The system is a little like the pressure indicator on the lid of a jar of jam. As the jar is being sealed, the metal indicator is popped upward. But as the jar cools, internal pressure drops and the elastic strain in the top changes. At some point, the top snaps into its other stable position, inward, and stays that way until you open the jar and break the seal.

Canadian bunchberry dogwood is even trickier. Joan Edwards at Williams College in Williamstown, Mass., and colleagues have shown it to be the fastest-moving plant on the planet. It opens its petals and releases pollen in a few thousandths of a second. Their report last month in Nature explains that this action also involves hydrological and elastic forces with a twist: Its pollen launcher works like a trebuchet. That's a medieval catapult that carries its payload in a sling attached to the top of the catapult's arm. This design gives extra oomph to the missile tossed by the trebuchet.

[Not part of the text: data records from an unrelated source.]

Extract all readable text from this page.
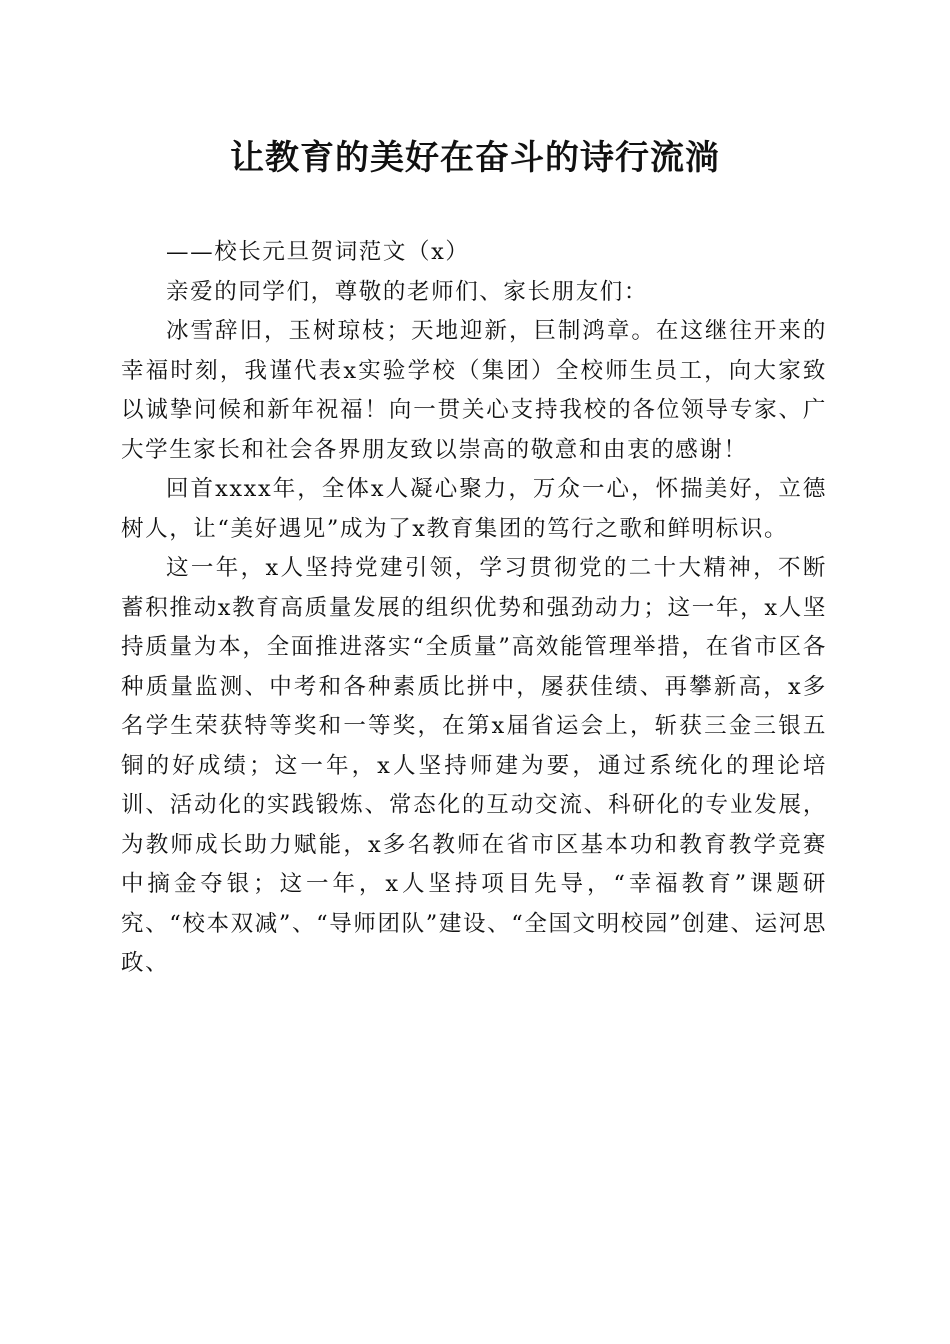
让教育的美好在奋斗的诗行流淌

——校长元旦贺词范文（x）

亲爱的同学们，尊敬的老师们、家长朋友们：

冰雪辞旧，玉树琼枝；天地迎新，巨制鸿章。在这继往开来的幸福时刻，我谨代表x实验学校（集团）全校师生员工，向大家致以诚挚问候和新年祝福！向一贯关心支持我校的各位领导专家、广大学生家长和社会各界朋友致以崇高的敬意和由衷的感谢！

回首xxxx年，全体x人凝心聚力，万众一心，怀揣美好，立德树人，让“美好遇见”成为了x教育集团的笃行之歌和鲜明标识。

这一年，x人坚持党建引领，学习贯彻党的二十大精神，不断蓄积推动x教育高质量发展的组织优势和强劲动力；这一年，x人坚持质量为本，全面推进落实“全质量”高效能管理举措，在省市区各种质量监测、中考和各种素质比拼中，屡获佳绩、再攀新高，x多名学生荣获特等奖和一等奖，在第x届省运会上，斩获三金三银五铜的好成绩；这一年，x人坚持师建为要，通过系统化的理论培训、活动化的实践锻炼、常态化的互动交流、科研化的专业发展，为教师成长助力赋能，x多名教师在省市区基本功和教育教学竞赛中摘金夺银；这一年，x人坚持项目先导，“幸福教育”课题研究、“校本双减”、“导师团队”建设、“全国文明校园”创建、运河思政、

Thanks to a similar scientific principle, the bunchberry's stamen tosses pollen grains 10 times as high as a tiny flower can. Internal hydrological pressures prepare the mechanical energy needed to open the flower petals explosively. It is the release of elastic energy that lofts the pollen.

Botanical engineers still have a lot to learn about the details of these and other rapid plant actions. They are making progress. Mahadevan and Jan Skotheim at the University of Cambridge in England have derived mathematical descriptions for hydraulically driven and elastically assisted plant motions. They explained last month in Science how the size of a plant - or plant part - determines when rapid motion needs an assist.

Whereas smaller plants can change their shape readily, larger plants, such as the Venus' flytrap, must rely on buckling or on the rapid release of stresses caused by internal fluids to snap shut.

The two scientists say their work provides a physical basis for classifying the hydrodynamics involved in plant motion. It also shows the limits on what speeds such motion can attain.

That's a helpful engineering guide. The challenge now for engineers is to use these processes in practical ways. As the two scientists note: "Nature has already implemented many such designs exquisitely; we simply need to follow her lead."